Daniel Mantovani, premio Nobel per la letteratura, decide di tornare dopo quarant’anni nel piccolo paese Argentino in cui ha trascorso l’infanzia e l’adolescenza. Anche uno scrittore di successo come lui sarà costretto ad arrendersi alla tanto banale quanto inconfutabile evidenza per cui “ancora una volta la realtà supera la fantasia”.

Daniel Mantovani (Oscar Martínez, Coppa Volpi per la migliore interpretazione maschile a Venezia 73) è uno scrittore argentino che ha scelto di abbandonare il suo piccolo e provinciale paese di origine in Argentina e ha coltivato in Europa la passione per la scrittura. Giunge persino a tagliare il traguardo del premio Nobel per la letteratura. Il suo discorso a Stoccolma è quello di un intellettuale che crede nell’arte come fattore di “disturbo” e di contestazione, ma che non può fare a meno di provare un appagante e narcisistico orgoglio per aver conseguito uno dei massimi riconoscimenti a livello mondiale.

Daniel riceve decine di prestigiosi inviti da ogni parte del mondo, che non ha alcuna intenzione di accettare o di onorare una volta accettati. Uno di quegli inviti, tuttavia, ha un sapore differente. Arriva attraverso “una lettera di carta” e il mittente è proprio il Sindaco di Salas, il suo paese natio, che vorrebbe ospitarlo per conferirgli l’onorificenza di “cittadino illustre”, il più alto titolo che la piccola comunità possa attribuire a uno dei suoi componenti.

Si tratta del luogo in cui Daniel ha ambientato tutte le sue opere letterarie, quel paese da cui i suoi personaggi non hanno mai avuto il coraggio di andar via e in cui lui non ha mai trovato, in quarant’anni, il coraggio di tornare. Dopo qualche indecisione, decide di salire su un aereo per l’Argentina. Da solo. Forse per ritrovare l’ispirazione che sembra appannata. Forse per regolare i conti con il passato. O forse con il solo scopo di non avere scopo alcuno.

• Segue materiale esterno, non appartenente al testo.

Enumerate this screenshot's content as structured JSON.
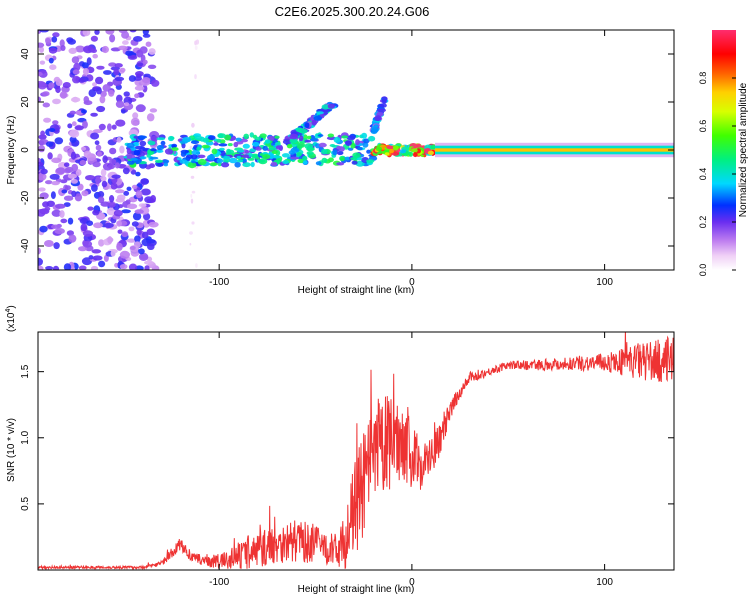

Arrivato a destinazione, lo scrittore si vede ben presto costretto a scendere dall’Olimpo dei vezzi e delle richieste da star, per mescolarsi alla “gente comune”, ai loro ritmi, alle loro manifestazioni culturali (o pretese tali), alle cerimonie di dubbio gusto, alla curiosità “da telefonino”, agli alberghi che sembrano usciti da un film rumeno e che non dispongono di un letto con materasso in lattice.

La morale ha il sapore di un intramontabile luogo comune: la realtà supera sempre ogni più fervida fantasia. Senza contare che (altro topos sufficientemente esplorato dal cinema e dalla letteratura) non sempre la “gente rustica di campagna” è depositaria della rassicurante genuinità di valori incontaminati, posto che le comunità ristrette e lontane dalla rutilante corruzione cittadina possono rappresentare un nido in grado di proteggere, ma anche una trappola capace di soffocare.

Il film di Duprat e Cohn, però, è in grado di cogliere il senso più profondo di questi luoghi comuni. I toni narrativi si muovono lungo una pluralità di registri sempre sapientemente amalgamati, che restituiscono in maniera efficace la complessità del personaggio interpretato da Oscar Martínez: un cinico che cede ai buoni sentimenti, un artista travagliato che guarda con favore alla rassicurante quotidianità della gente “normale”, uno scrittore che vorrebbe cambiare la realtà ma che in quella realtà finisce per rimanere intrappolato. Persino la gente di Salas fatica a distinguere i personaggi dei romanzi di Mantovani dai loro concittadini, rendendo fitta e appassionante la trama in cui diviene sempre più complicato tracciare una marcata linea di confine tra l’immaginazione e il reale.

Il cittadino illustre è il film scelto dall’Argentina per la corsa all’Oscar come miglior film straniero.